Seminar Series

“Institutional Racism and Black Mortgage Denials: What Google Searches Reveal”

A presentation by Prof. Nolan Kopkin of the Department of African and African Diaspora Studies

April 6th, 2018
12:30-1:30 pm
Mitchell Hall 206

Abstract:

Past research uses survey evidence of racial prejudice to show that black-white gaps in both conventional mortgage denial rates and conventional subprime mortgage originations are conditionally correlated with prejudicial attitudes towards blacks at the county level using counties covering approximately 40% of US housing; this research also provides evidence that these positive associations do not exist in the Federal Housing Administration (FHA)-insured market.1 In this study I use a different measure of racial prejudice  the proportion of Google searches including the ‘N’ word and its plural measured by media market. Using nearly 90% of all applicable mortgage applications in the US, I show that the proportion of Google searches including the ‘N’ word is conditionally correlated with the black-white conventional mortgage denial gap such that a 50 percentage point reduction in the search proportion is associated with a 3 percentage point narrowing in the black-white conventional mortgage denial gap. However, associations between the search proportion and black-white gaps in FHA-insured denial rates and conventional and FHA-insured subprime mortgage originations are not robust to the inclusion of social and economic characteristics.
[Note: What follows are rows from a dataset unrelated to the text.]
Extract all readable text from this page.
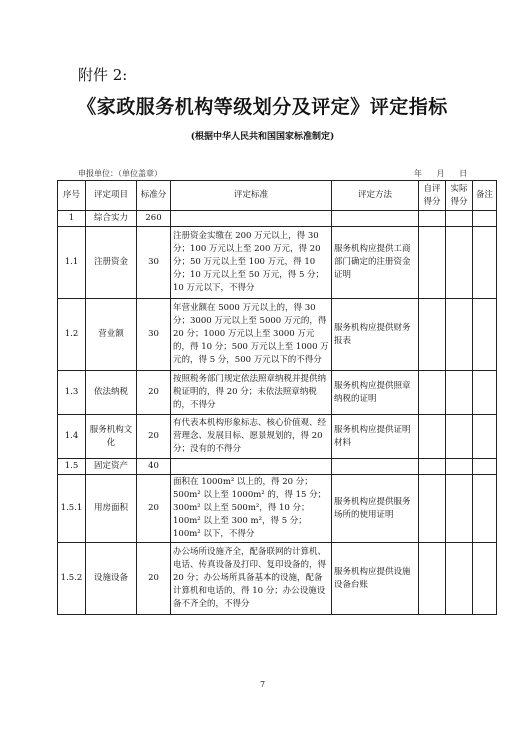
附件 2:
《家政服务机构等级划分及评定》评定指标
(根据中华人民共和国国家标准制定)
申报单位：（单位盖章）	年 月 日
序号	评定项目	标准分	评定标准	评定方法	自评得分	实际得分	备注
1	综合实力	260					
1.1	注册资金	30	注册资金实缴在 200 万元以上，得 30 分；100 万元以上至 200 万元，得 20 分；50 万元以上至 100 万元，得 10 分；10 万元以上至 50 万元，得 5 分；10 万元以下，不得分	服务机构应提供工商部门确定的注册资金证明			
1.2	营业额	30	年营业额在 5000 万元以上的，得 30 分；3000 万元以上至 5000 万元的，得 20 分；1000 万元以上至 3000 万元的，得 10 分；500 万元以上至 1000 万元的，得 5 分，500 万元以下的不得分	服务机构应提供财务报表			
1.3	依法纳税	20	按照税务部门规定依法照章纳税并提供纳税证明的，得 20 分；未依法照章纳税的，不得分	服务机构应提供照章纳税的证明			
1.4	服务机构文化	20	有代表本机构形象标志、核心价值观、经营理念、发展目标、愿景规划的，得 20 分；没有的不得分	服务机构应提供证明材料			
1.5	固定资产	40					
1.5.1	用房面积	20	面积在 1000m² 以上的，得 20 分；500m² 以上至 1000m² 的，得 15 分；300m² 以上至 500m²，得 10 分；100m² 以上至 300 m²，得 5 分；100m² 以下，不得分	服务机构应提供服务场所的使用证明			
1.5.2	设施设备	20	办公场所设施齐全，配备联网的计算机、电话、传真设备及打印、复印设备的，得 20 分；办公场所具备基本的设施，配备计算机和电话的，得 10 分；办公设施设备不齐全的，不得分	服务机构应提供设施设备台账			
7
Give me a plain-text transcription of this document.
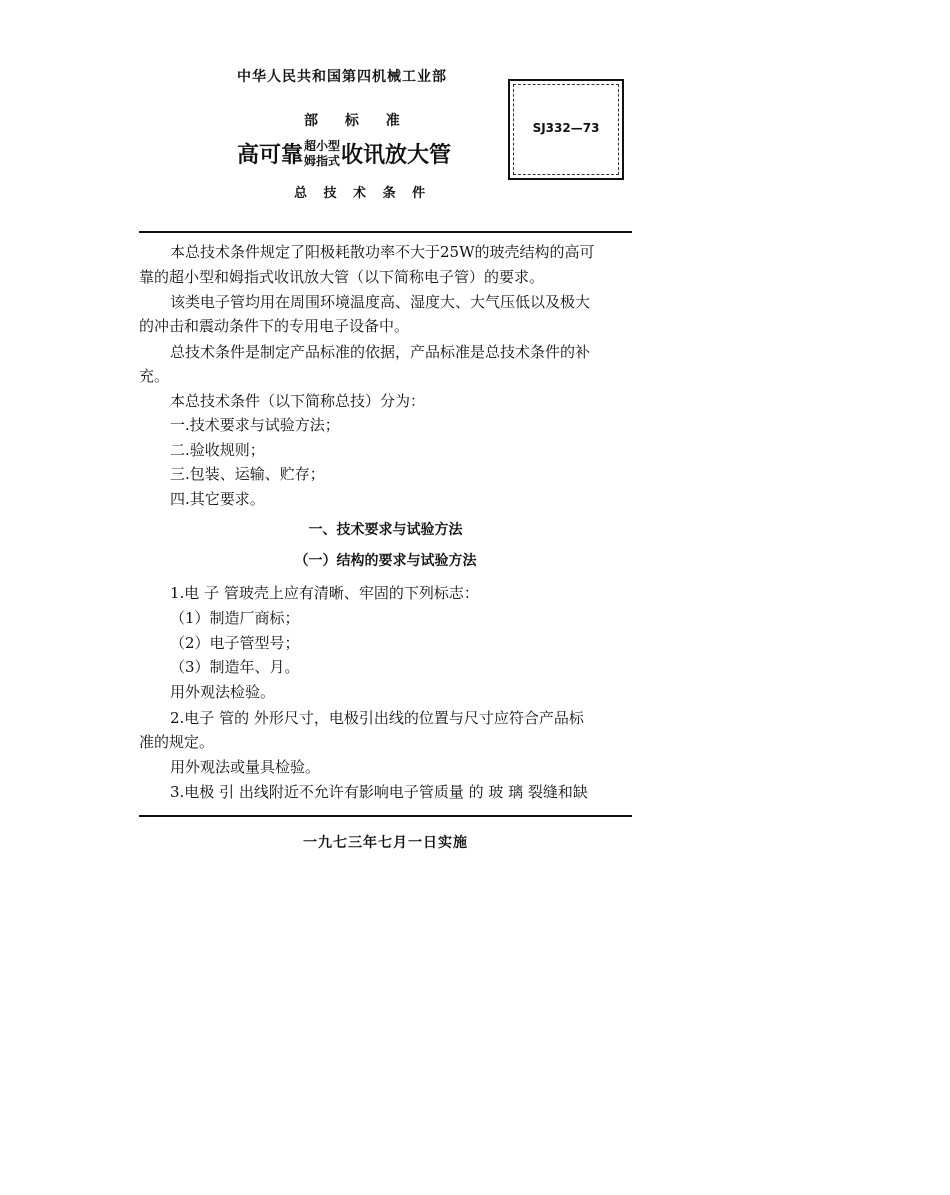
中华人民共和国第四机械工业部
部 标 准
高可靠 超小型
姆指式 收讯放大管
总 技 术 条 件
SJ332—73
本总技术条件规定了阳极耗散功率不大于25W的玻壳结构的高可
靠的超小型和姆指式收讯放大管（以下简称电子管）的要求。
该类电子管均用在周围环境温度高、湿度大、大气压低以及极大
的冲击和震动条件下的专用电子设备中。
总技术条件是制定产品标准的依据，产品标准是总技术条件的补
充。
本总技术条件（以下简称总技）分为：
一.技术要求与试验方法；
二.验收规则；
三.包装、运输、贮存；
四.其它要求。
一、技术要求与试验方法
（一）结构的要求与试验方法
1.电 子 管玻壳上应有清晰、牢固的下列标志：
（1）制造厂商标；
（2）电子管型号；
（3）制造年、月。
用外观法检验。
2.电子 管的 外形尺寸，电极引出线的位置与尺寸应符合产品标
准的规定。
用外观法或量具检验。
3.电极 引 出线附近不允许有影响电子管质量 的 玻 璃 裂缝和缺
一九七三年七月一日实施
Results largely corroborate past findings and imply reducing barriers to outside competition and implementing stricter enforcement of anti-discrimination laws in jurisdictions where racial prejudice is measurably high may help correct the situation.

1 Kopkin, N. (2018) The conditional spatial correlations between racial prejudice and racial disparities in the market for home loansUrban Studies, Online First: 1-19.